O Camões, Instituto da Cooperação e da Língua, cuja nova presidente é empossada esta sexta-feira, enfrenta “imensos desafios” colocados pela Estratégia da Cooperação Portuguesa 2030, a começar pelos da sua “modernização” e “gestão”, segundo ONGD contactadas pela Lusa.
A nomeação de Ana Paula Fernandes para presidente do Camões é para o diretor executivo da Oikos, João José Fernandes, “coerente com os desafios” da nova Estratégia da Cooperação Portuguesa 2030 (ECP 2030) — um documento alinhado com a Agenda 2030 —, mas “também com a necessidade de uma maior profissionalização de toda a máquina da cooperação portuguesa”, afirmou em declarações à Lusa.
Ana Paula Fernandes nomeada para a direção do instituto Camões
“Não basta ter uma estratégia mais ambiciosa, é preciso depois dar ferramentas de gestão” para a sua execução, acrescentou o diretor da Oikos — Cooperação e Desenvolvimento, uma ONGD com presença em Portugal, África, América Central, Cuba e Colômbia.
“Os dois grandes desafios que o Camões tem pela frente têm a ver com a gestão, por um lado, e com a avaliação das políticas e do impacto. Esta estratégia, se não for avaliada e não e não for monitorizada, é um documento bonito, mas não é mais do que isso”, afirmou ainda.
Rita Valadas, presidente da Cáritas Portuguesa, sublinhou também o “grande reforço de responsabilidade” que Ana Paula Fernandes “vai apanhar no seu mandato”, decorrente da implementação da ECP 2030.
“O Camões tem que se modernizar”, sublinha igualmente a presidente da Cáritas.

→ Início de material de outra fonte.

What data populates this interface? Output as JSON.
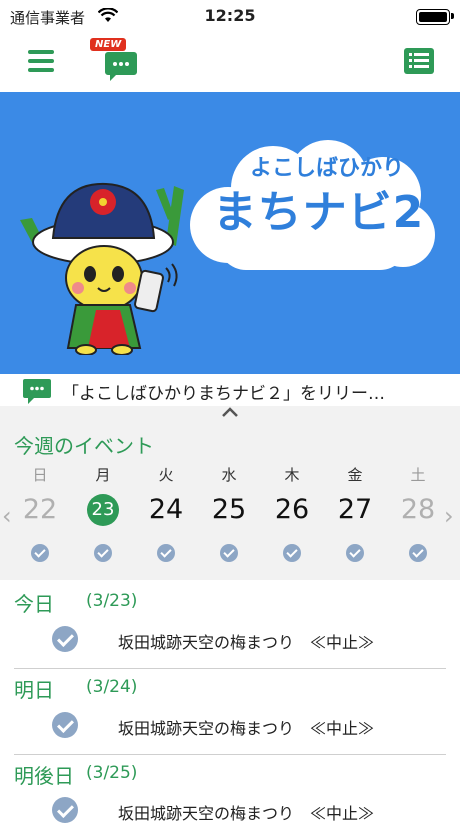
{
  "status_bar": {
    "carrier": "通信事業者",
    "time": "12:25"
  },
  "nav": {
    "new_badge": "NEW",
    "icons": [
      "hamburger-menu-icon",
      "chat-icon",
      "list-icon"
    ]
  },
  "banner": {
    "line1": "よこしばひかり",
    "line2": "まちナビ2",
    "bg_color": "#3b8ae6"
  },
  "notice": {
    "text": "「よこしばひかりまちナビ２」をリリー…"
  },
  "week": {
    "title": "今週のイベント",
    "days": [
      {
        "dow": "日",
        "date": "22"
      },
      {
        "dow": "月",
        "date": "23"
      },
      {
        "dow": "火",
        "date": "24"
      },
      {
        "dow": "水",
        "date": "25"
      },
      {
        "dow": "木",
        "date": "26"
      },
      {
        "dow": "金",
        "date": "27"
      },
      {
        "dow": "土",
        "date": "28"
      }
    ]
  },
  "events": [
    {
      "label": "今日",
      "date": "(3/23)",
      "title": "坂田城跡天空の梅まつり　≪中止≫"
    },
    {
      "label": "明日",
      "date": "(3/24)",
      "title": "坂田城跡天空の梅まつり　≪中止≫"
    },
    {
      "label": "明後日",
      "date": "(3/25)",
      "title": "坂田城跡天空の梅まつり　≪中止≫"
    }
  ],
  "colors": {
    "accent": "#2e9a57",
    "check": "#8da6c5"
  }
}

“Nós ainda submetemos tudo em papel ao Camões, com as páginas todas rubricadas manualmente. Isto tem todos os escolhos, os das dificuldades burocráticas, mas também o da distância a que se põem os projetos e as pessoas”, ilustrou.
Com a ECP 2030, publicada em Diário da República no início de dezembro de 2022, a cooperação portuguesa assume ambições no âmbito da cooperação delegada e da cooperação trilateral, para além da cooperação multilateral e bilateral, que exigem uma maior capacidade a vários níveis da instituição responsável pelo seu desenho e execução.

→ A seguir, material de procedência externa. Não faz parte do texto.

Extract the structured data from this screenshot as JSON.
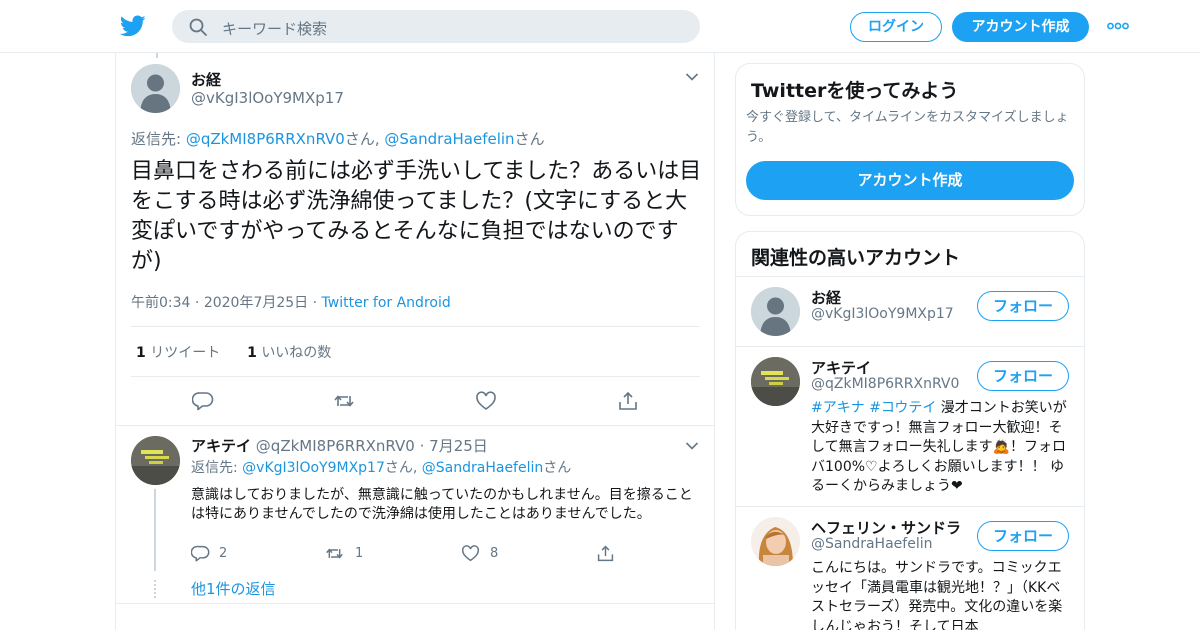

João José Fernandes aponta uma “fragilidade” que caracteriza “desde sempre” a cooperação portuguesa e que “a nova estratégia tenta resolver, que é o facto de ser muito baseada em projetos, e portanto, de não se caracterizar pela visão de longo prazo”.
“Pela primeira vez, parece querer-se mudar e ter-se uma capacidade de avaliação de resultados e de impacto no longo prazo. Isso exige, obviamente, uma capacidade de coordenação totalmente diferente, uma previsibilidade totalmente diferente e também uma capacidade de execução, de monitorização e de avaliação que nunca existiu”, afirmou o diretor da Oikos.

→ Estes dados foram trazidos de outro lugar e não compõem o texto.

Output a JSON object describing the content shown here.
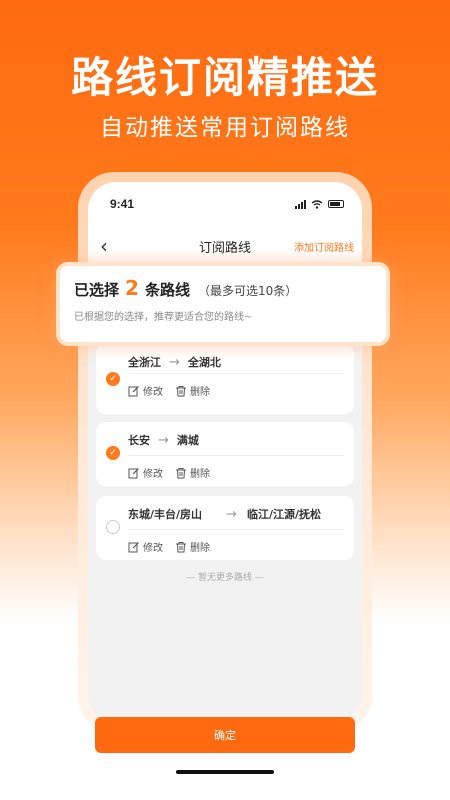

“A Ana Paula Fernandes é alguém que conhece o lado da implementação das políticas públicas, o lado da sociedade civil e tem uma experiência dentro do setor, quer internacional quer nacional, que, à partida, lhe dará uma perceção necessária à execução dessas tarefas”, acrescentou o diretor da Oikos.
Outro dos “desafios” identificados por João José Fernandes é o da “alocação de recursos”. “Este ano houve uma atribuição de recursos extraordinários [a duplicação do orçamento do Camões, que viu inscritos 40 milhões de euros no OE”023], mas isto tem que ser uma ambição de médio e longo prazo, tem que haver aqui um compromisso firme e respeitado relativamente ao aumento da ajuda pública ao desenvolvimento (APD)”, afirmou.
“Estamos muito longe dos 0,7% do Rendimento Nacional Bruto (RNB), que é um compromisso assumido a nível internacional desde os anos 70, com o qual Portugal reiteradamente se tem comprometido”, acrescentou..
A ECP 2030 reitera o compromisso de Portugal honrar o acordo assinado com a OCDE de destinar anualmente 0,7% do seu RNB à APD, ainda que de forma “calendarizada”.
De acordo com os últimos dados, relativos a 2021, a APD portuguesa manteve-se muito longe desse objetivo, pelos 0,18% do RNB, ou seja, em pouco mais de 38 milhões euros, deixando o país na 23.ª posição entre os 29 membros do CAD.
“A nova ECP 2030 tem desafios concretos definidos, está alinhada com Agenda 2030, temos o Plano de Recuperação e Resiliência (PRR) e outros fundos alinhados com os mesmos prazos, temos que saber tirar o melhor disto”, afirma Rita Valadas, manifestando o empenho da Cáritas em “fazer esse caminho em conjunto”, numa “co-construção efetiva e em parcerias”.